I am sorry that you could not convince me - if I was a patient I would still prefer (S)RFA as first choice if I can achieve complete ablation (if the safety margin of 1 cm can be achieved). This preference is not only based on my experience with > 700 patients and > 1100 tumors over the last 15 years but also on the studies that we published.
Again: We should perform a randomized multicenter study comparing A0 (complete ablation) with R0 (complete resection). It would be great if we could set up such a study via researchgate!
Exactly the kind of discussion we have in our joint clinic every week. I still believe surgery is superior in terms of local recurrence and 5 year survival rates. Even for lesions less than 3 cm surgery seems to be superior, with 5 yr survival after liver resection of 70% aloia t md Anderson. While some studies like bieber have shown comparable results of Rfa and surgery, 5 yr survival after liver resection was quite low.
While all these studies are old 2006 and Rfa techniques are superior now, however unless trials show Rfa equivalent or superior, standard of care remains resection.
I agree with dr rete, it is time for a trial. We also have to admit, the most important factor in all studies related to colorectal liver mets is a good liver surgeon, as respectability is surgeon dependent.

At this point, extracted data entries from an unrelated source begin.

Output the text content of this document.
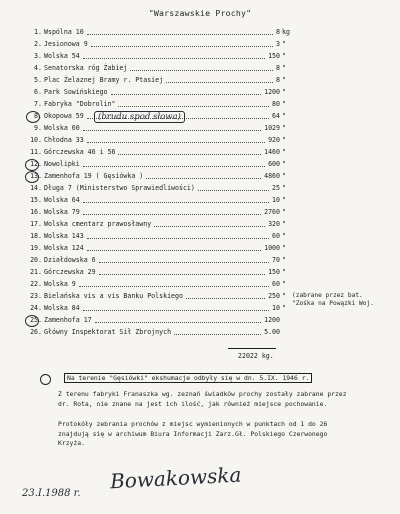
"Warszawskie Prochy"
1. Wspólna 10	8 kg
2. Jesionowa 9	3 "
3. Wolska 54	150 "
4. Senatorska róg Żabiej	8 "
5. Plac Żelaznej Bramy r. Ptasiej	8 "
6. Park Sowińskiego	1200 "
7. Fabryka "Dobrolin"	80 "
8. Okopowa 59	64 "
9. Wolska 60	1029 "
10. Chłodna 33	920 "
11. Górczewska 46 i 56	1460 "
12. Nowolipki	600 "
13. Zamenhofa 19 ( Gęsiówka )	4860 "
14. Długa 7 (Ministerstwo Sprawiedliwości)	25 "
15. Wolska 64	10 "
16. Wolska 79	2760 "
17. Wolska cmentarz prawosławny	320 "
18. Wolska 143	60 "
19. Wolska 124	1000 "
20. Działdowska 6	70 "
21. Górczewska 29	150 "
22. Wolska 9	60 "
23. Bielańska vis a vis Banku Polskiego	250 "
24. Wolska 84	10 "
25. Zamenhofa 17	1200
26. Główny Inspektorat Sił Zbrojnych	5.00
(brudu spod słowa)
(zabrane przez bat.
"Zośka na Powązki Woj.
22022 kg.
Na terenie "Gęsiówki" ekshumacje odbyły się w dn. 5.IX. 1946 r.
Z terenu fabryki Franaszka wg. zeznań świadków prochy zostały zabrane przez dr. Rota, nie znane na jest ich ilość, jak również miejsce pochowanie.
Protokóły zebrania prochów z miejsc wymienionych w punktach od 1 do 26 znajdują się w archiwum Biura Informacji Zarz.Gł. Polskiego Czerwonego Krzyża.
23.I.1988 r.
Bowakowska
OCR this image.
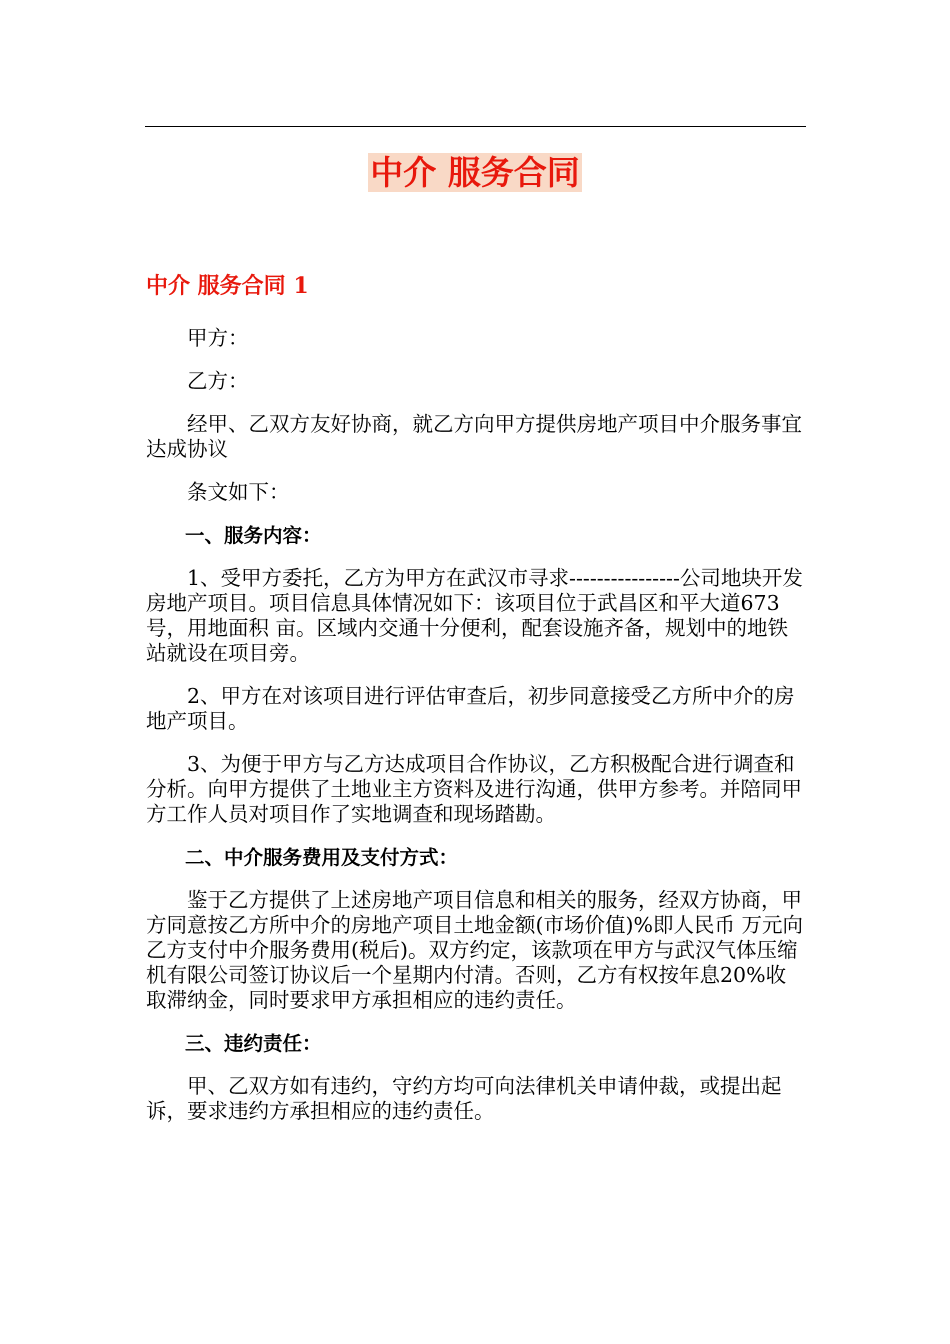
中介 服务合同
中介 服务合同 1

甲方：

乙方：

经甲、乙双方友好协商，就乙方向甲方提供房地产项目中介服务事宜达成协议

条文如下：

一、服务内容：

1、受甲方委托，乙方为甲方在武汉市寻求----------------公司地块开发房地产项目。项目信息具体情况如下：该项目位于武昌区和平大道673号，用地面积 亩。区域内交通十分便利，配套设施齐备，规划中的地铁站就设在项目旁。

2、甲方在对该项目进行评估审查后，初步同意接受乙方所中介的房地产项目。

3、为便于甲方与乙方达成项目合作协议，乙方积极配合进行调查和分析。向甲方提供了土地业主方资料及进行沟通，供甲方参考。并陪同甲方工作人员对项目作了实地调查和现场踏勘。

二、中介服务费用及支付方式：

鉴于乙方提供了上述房地产项目信息和相关的服务，经双方协商，甲方同意按乙方所中介的房地产项目土地金额(市场价值)%即人民币 万元向乙方支付中介服务费用(税后)。双方约定，该款项在甲方与武汉气体压缩机有限公司签订协议后一个星期内付清。否则，乙方有权按年息20%收取滞纳金，同时要求甲方承担相应的违约责任。

三、违约责任：

甲、乙双方如有违约，守约方均可向法律机关申请仲裁，或提出起诉，要求违约方承担相应的违约责任。
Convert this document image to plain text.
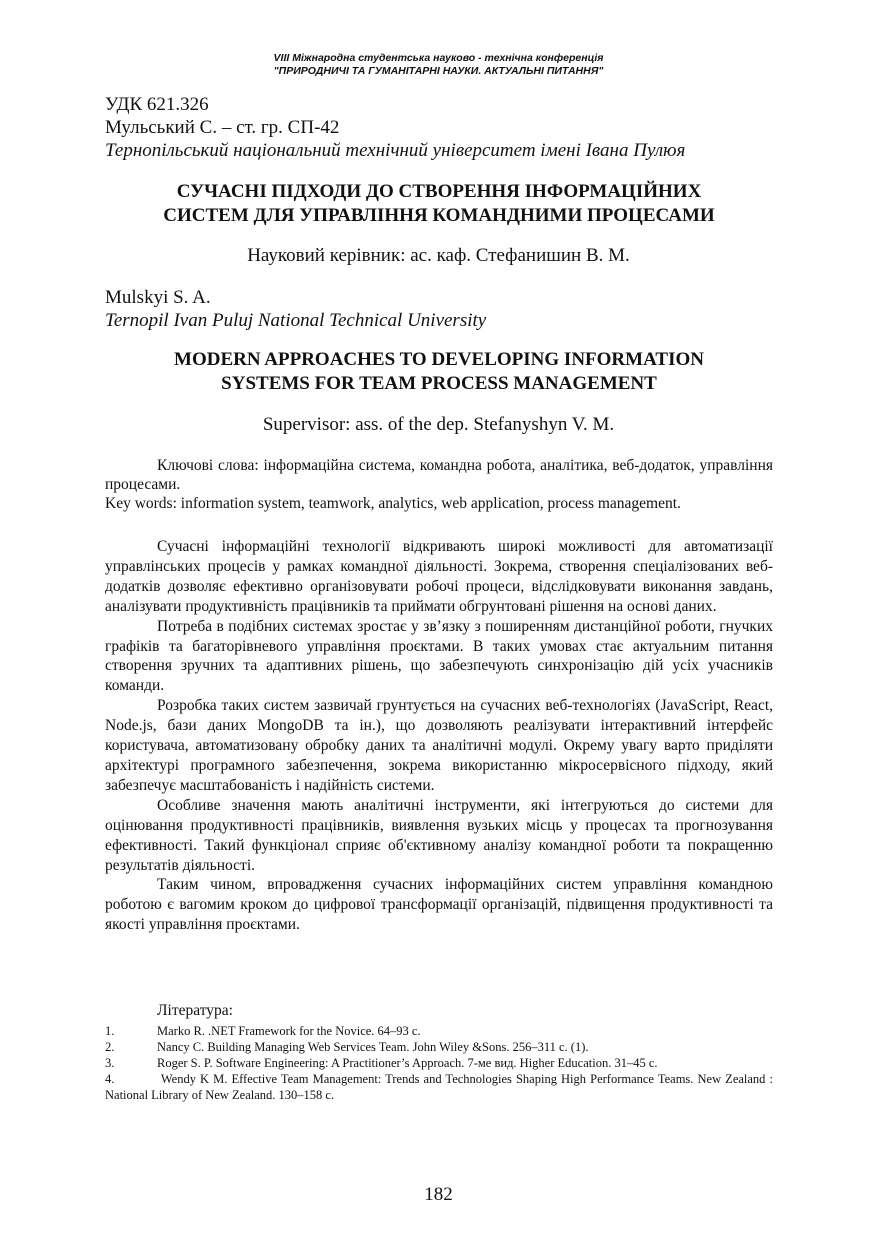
VIII Міжнародна студентська науково - технічна конференція
"ПРИРОДНИЧІ ТА ГУМАНІТАРНІ НАУКИ. АКТУАЛЬНІ ПИТАННЯ"
УДК 621.326
Мульський С. – ст. гр. СП-42
Тернопільський національний технічний університет імені Івана Пулюя
СУЧАСНІ ПІДХОДИ ДО СТВОРЕННЯ ІНФОРМАЦІЙНИХ
СИСТЕМ ДЛЯ УПРАВЛІННЯ КОМАНДНИМИ ПРОЦЕСАМИ
Науковий керівник: ас. каф. Стефанишин В. М.
Mulskyi S. A.
Ternopil Ivan Puluj National Technical University
MODERN APPROACHES TO DEVELOPING INFORMATION
SYSTEMS FOR TEAM PROCESS MANAGEMENT
Supervisor: ass. of the dep. Stefanyshyn V. M.

Ключові слова: інформаційна система, командна робота, аналітика, веб-додаток, управління процесами.

Key words: information system, teamwork, analytics, web application, process management.

Сучасні інформаційні технології відкривають широкі можливості для автоматизації управлінських процесів у рамках командної діяльності. Зокрема, створення спеціалізованих веб-додатків дозволяє ефективно організовувати робочі процеси, відслідковувати виконання завдань, аналізувати продуктивність працівників та приймати обгрунтовані рішення на основі даних.

Потреба в подібних системах зростає у зв’язку з поширенням дистанційної роботи, гнучких графіків та багаторівневого управління проєктами. В таких умовах стає актуальним питання створення зручних та адаптивних рішень, що забезпечують синхронізацію дій усіх учасників команди.

Розробка таких систем зазвичай грунтується на сучасних веб-технологіях (JavaScript, React, Node.js, бази даних MongoDB та ін.), що дозволяють реалізувати інтерактивний інтерфейс користувача, автоматизовану обробку даних та аналітичні модулі. Окрему увагу варто приділяти архітектурі програмного забезпечення, зокрема використанню мікросервісного підходу, який забезпечує масштабованість і надійність системи.

Особливе значення мають аналітичні інструменти, які інтегруються до системи для оцінювання продуктивності працівників, виявлення вузьких місць у процесах та прогнозування ефективності. Такий функціонал сприяє об'єктивному аналізу командної роботи та покращенню результатів діяльності.

Таким чином, впровадження сучасних інформаційних систем управління командною роботою є вагомим кроком до цифрової трансформації організацій, підвищення продуктивності та якості управління проєктами.

Література:
1.	Marko R. .NET Framework for the Novice. 64–93 с.
2.	Nancy C. Building Managing Web Services Team. John Wiley &Sons. 256–311 с. (1).
3.	Roger S. P. Software Engineering: A Practitioner’s Approach. 7-ме вид. Higher Education. 31–45 с.
4.	Wendy K M. Effective Team Management: Trends and Technologies Shaping High Performance Teams. New Zealand : National Library of New Zealand. 130–158 с.
182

thank you very much for yourpositive feedback. i would propose a randomized controlled study comparing resection and (s)rfa. the interventional radiologist should only include lesions that can be ablated completely with the respective safety margin using his specific technique/equipment., e.g. if only equipment / technique is available to achieve a 3 cm lesion he should only treat lesion up to 1cm. if srfa is available he may also include large lesions. the same should be applied to the surgical arm. if local progression is noted in the followup mri scans (every three months) these patients may be retreated by the opposite technique and excluded from the study. all the others may be observed for further outcome.
who would be interested to participate in such a study?
maybe this would be the first researchgate triggered multicenter study!!
dear dr saklani
thank you very much for your comment. you are right. the result after resection is depending on the surgical technique and the surgeon. the same is of course true for rfa. if you want to compete with surgery you should achieve the same local result vice versa! however, if the local result is the same the patients will definitely go for the minimal invasive technique. it is the responsibilty of the surgeon to achieve r0 resection and the responsibility of the interventionalist to perform a0 ablation. if he fails it is his responsibility! it is very important to use rfa only if you are confident that you can treat the tumor completely - as for surgery!
we have developed the stereotactic rfa which allows you to completely ablate tumors larger than 10 cm completely. it is just a question of 3d planning, precise placement of needles and burning at multiple locations. in addition image fusion during the ablation procedure using contrast media is necessary to verify a sufficient safety margin.
why should i not use this technique for resectable tumors? the only argument would be the BOX of PANDORA i do not like...
With high precision in needle guidance (as with guded CT, for exampel with CAScinations system) we frequently get the microwave needle (acculis) within 3mm of any point we are aiming for in the liver. With a predictable ablation (I'm not sure we are completely there yet) of a lesion
There is also the immune response to consider, for example a recent study entitled "PD-1 Blockade Boosts Radiofrequency Ablation-Elicited Adaptive Immune Responses Against Tumor" (http://news.medlive.cn/uploadfile/20160302/14568978913330.pdf) where CRC liver mets were ablated, it was shown that localized RFA induced t-cell mediated immune responses in a distant tumor site in human carcinoma. They're coupling it with PD-1 blockade to allow the t-cells to do their thing once they're successfully deployed to the site/s. Will be interesting to see where this goes, and again it's just another angle to consider.